But then Raine looked back, as if she’d forgotten something.

“Oh, and Evee?” she said.

Evelyn scowled at her. “What? What? Raine, you need to get into position, you—”

Raine cracked the most absolute shit-eating grin I’d seen on her in months. “Puff your chest out. It’ll help.”

Evelyn turned the most fascinating colour of grey-white rage, lips compressed into a strangled line, eyes blazing with fury. Her right arm twitched — for a moment I thought she was going to hurl her walking stick after Raine. But then Raine shot her a wink and — bizarrely — blew her a kiss. Evelyn refrained from throwing anything after Raine’s retreating back. Our trio of advance security walked across the sticky tarmac, until they were out of earshot, waiting at the bend in the driveway of Geerswin Farm.

Evelyn crunched out through clenched teeth: “Cannot fucking believe her. Now, of all times.”

Down on my right, Jan looked vaguely confused. Mercifully, Lozzie did not laugh. She and I and Praem were the only ones who understood that the comment from Raine was, in fact, a boob joke. Praem just stared straight ahead, like everybody else.

I whispered back: “She was trying to get you to put on your scary face, Evee.”

Evelyn squinted at me sidelong. “My what? Excuse me?”

“Your … your scary face. You looked nervous. We all do. But now you look scary. It worked.”

Evelyn ground her teeth; that couldn’t be good for her.

Perhaps it was the nerves, or the way my mind was overwhelmed by other thoughts, or the performative puffing-up I was putting on; I don’t know why I said the words, they just slipped out.

“Evee,” I whispered. “Your boobs are fine.”

Evelyn just stared, wide-eyed and frozen. My own words hit me. I started to blush.

“I-I mean. They’re good. Your boobs are good. Uh, um— wait, no—”

Evelyn continued to stare. Praem turned to look. Jan either didn’t hear, or pretended not to. I think I heard Lozzie swallow a squeak so hard she almost died.

“Sorry!” I hissed. “Sorry. I just mean you’re well-formed. Normal. Healthy. You don’t need to worry about si—”

“Heather,” Evelyn hissed like a broken gasket. “Stop. Oh my fucking God. Stop. Stop, please.”

Praem intoned: “Keep going.”

I cleared my throat and blushed far too hard. Evelyn sucked on her teeth, looked away, and huffed a great, exasperated sigh. She managed to straighten up a little, wincing at the trials of her warped spine and kinked shoulder. “I’m going to need a massage when this is all over. A professional one. An expensive one.” She huffed again. “Do I really look intimidating?”

“Yes,” I said, not trusting myself to say anything more. “Yes.”

Jan cleared her throat gently. “Looking intimidating is half the point. Well done, Evelyn.”

“Helmet on, Heather,” Evelyn grumbled. “Hide the blush, at least.”

“Oh, oh, yes, right.”

I slid my squid-skull mask on over my head.

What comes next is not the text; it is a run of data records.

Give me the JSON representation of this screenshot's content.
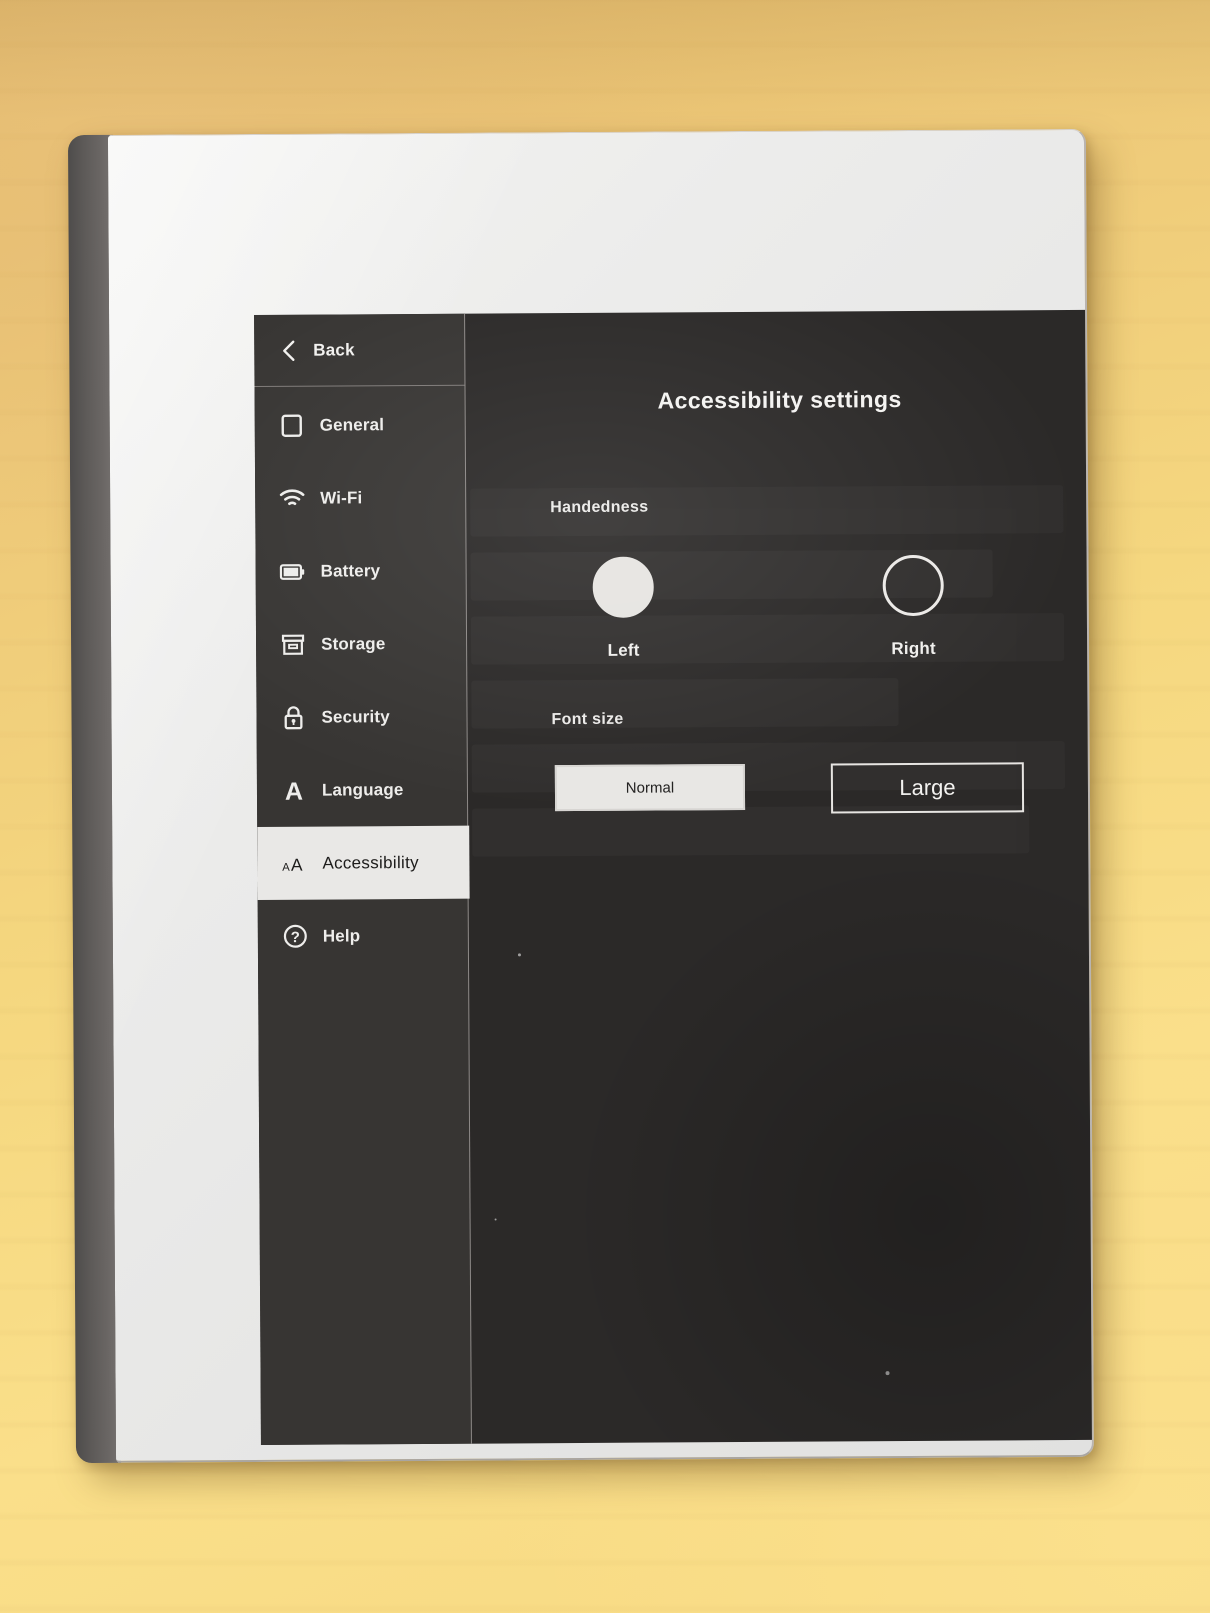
{
  "device": {
    "type": "e-ink-tablet"
  },
  "sidebar": {
    "back": {
      "label": "Back",
      "icon": "chevron-left-icon"
    },
    "items": [
      {
        "label": "General",
        "icon": "square-outline-icon",
        "active": false
      },
      {
        "label": "Wi-Fi",
        "icon": "wifi-icon",
        "active": false
      },
      {
        "label": "Battery",
        "icon": "battery-icon",
        "active": false
      },
      {
        "label": "Storage",
        "icon": "storage-box-icon",
        "active": false
      },
      {
        "label": "Security",
        "icon": "lock-icon",
        "active": false
      },
      {
        "label": "Language",
        "icon": "letter-a-icon",
        "active": false
      },
      {
        "label": "Accessibility",
        "icon": "aa-text-size-icon",
        "active": true
      },
      {
        "label": "Help",
        "icon": "question-circle-icon",
        "active": false
      }
    ]
  },
  "main": {
    "title": "Accessibility settings",
    "handedness": {
      "label": "Handedness",
      "selected": "Left",
      "options": [
        {
          "label": "Left",
          "selected": true
        },
        {
          "label": "Right",
          "selected": false
        }
      ]
    },
    "font_size": {
      "label": "Font size",
      "selected": "Normal",
      "options": [
        {
          "label": "Normal",
          "selected": true
        },
        {
          "label": "Large",
          "selected": false
        }
      ]
    }
  },
  "colors": {
    "screen_background": "#2b2928",
    "sidebar_background": "#373533",
    "active_item_background": "#e9e8e6",
    "text_light": "#f0efed",
    "text_dark": "#1d1c1b",
    "bezel": "#ececeb",
    "desk": "#f0cd7c"
  }
}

Then we stared at the driveway. We all did.

A minute or two later, the final remnants of the Sharrowford Cult began to arrive.

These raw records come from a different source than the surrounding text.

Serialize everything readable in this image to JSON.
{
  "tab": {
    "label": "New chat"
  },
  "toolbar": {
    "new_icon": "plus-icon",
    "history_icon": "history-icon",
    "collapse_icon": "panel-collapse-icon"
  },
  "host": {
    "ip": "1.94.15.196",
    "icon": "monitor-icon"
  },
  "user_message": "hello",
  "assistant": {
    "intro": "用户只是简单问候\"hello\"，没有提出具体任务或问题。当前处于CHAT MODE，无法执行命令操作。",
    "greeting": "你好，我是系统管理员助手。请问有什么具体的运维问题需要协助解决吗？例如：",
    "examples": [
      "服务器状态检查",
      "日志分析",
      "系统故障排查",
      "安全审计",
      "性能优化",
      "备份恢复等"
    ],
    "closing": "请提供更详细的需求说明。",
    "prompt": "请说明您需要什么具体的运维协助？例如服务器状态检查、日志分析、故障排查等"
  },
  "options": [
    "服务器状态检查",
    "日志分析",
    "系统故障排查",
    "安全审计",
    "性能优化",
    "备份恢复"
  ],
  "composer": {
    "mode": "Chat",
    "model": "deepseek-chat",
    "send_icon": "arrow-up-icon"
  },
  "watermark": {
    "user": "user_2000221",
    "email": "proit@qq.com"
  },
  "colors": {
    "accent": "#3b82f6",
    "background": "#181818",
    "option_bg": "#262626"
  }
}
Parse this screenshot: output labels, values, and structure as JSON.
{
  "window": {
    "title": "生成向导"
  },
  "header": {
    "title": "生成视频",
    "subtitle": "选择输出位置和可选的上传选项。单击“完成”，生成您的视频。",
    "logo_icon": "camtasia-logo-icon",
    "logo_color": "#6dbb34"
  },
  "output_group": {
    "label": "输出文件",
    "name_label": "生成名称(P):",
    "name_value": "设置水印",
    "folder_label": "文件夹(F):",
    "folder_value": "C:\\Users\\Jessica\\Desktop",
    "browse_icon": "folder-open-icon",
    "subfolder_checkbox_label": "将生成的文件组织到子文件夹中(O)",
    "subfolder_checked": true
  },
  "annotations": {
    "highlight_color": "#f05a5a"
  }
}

Jan read their names off her phone as they appeared, half to confirm their faces against her photographs, and half to inform us who these people were.

“First up,” she said. “Sebastian Faulko. Yup, that’s him. Bald as a walnut.”

They came on foot, one by one, waved forward and then halted by Raine’s raised hand and the threat of her gun. Behind me, Amanda Hopton confirmed the cars in which they had arrived, parked just off the road on the edge of the woods; she read off their number plates through bubble-servitor senses, for Jan to cross-reference against the list she’d been given. Four cars, ten people, no extras — all number plates had to match, all faces had to be accounted for. No hidden watchers, no last-minute additions, no unplanned plus ones.

Jan murmured: “Second iiiiis … Juliet Berry. Mmhmm. That’s her. No funny business.”

Each cultist — or ex-cultist, I wasn’t sure yet — came forward around the bend in the driveway, emerging from the trees like a trickle of refugees lost in the woods, escapees from some hidden faerie-realm. Each one halted when Raine ordered, then submitted to a pat down from July; they’d been informed this was mandatory, that we could take no chances.

“Third — a Doctor. Doctor Harriet Marsh. And … yeah, she’s clean. If anybody was gonna spring anything, it would be her. Smart lady, oldest of the bunch. No idea how she’s still going.”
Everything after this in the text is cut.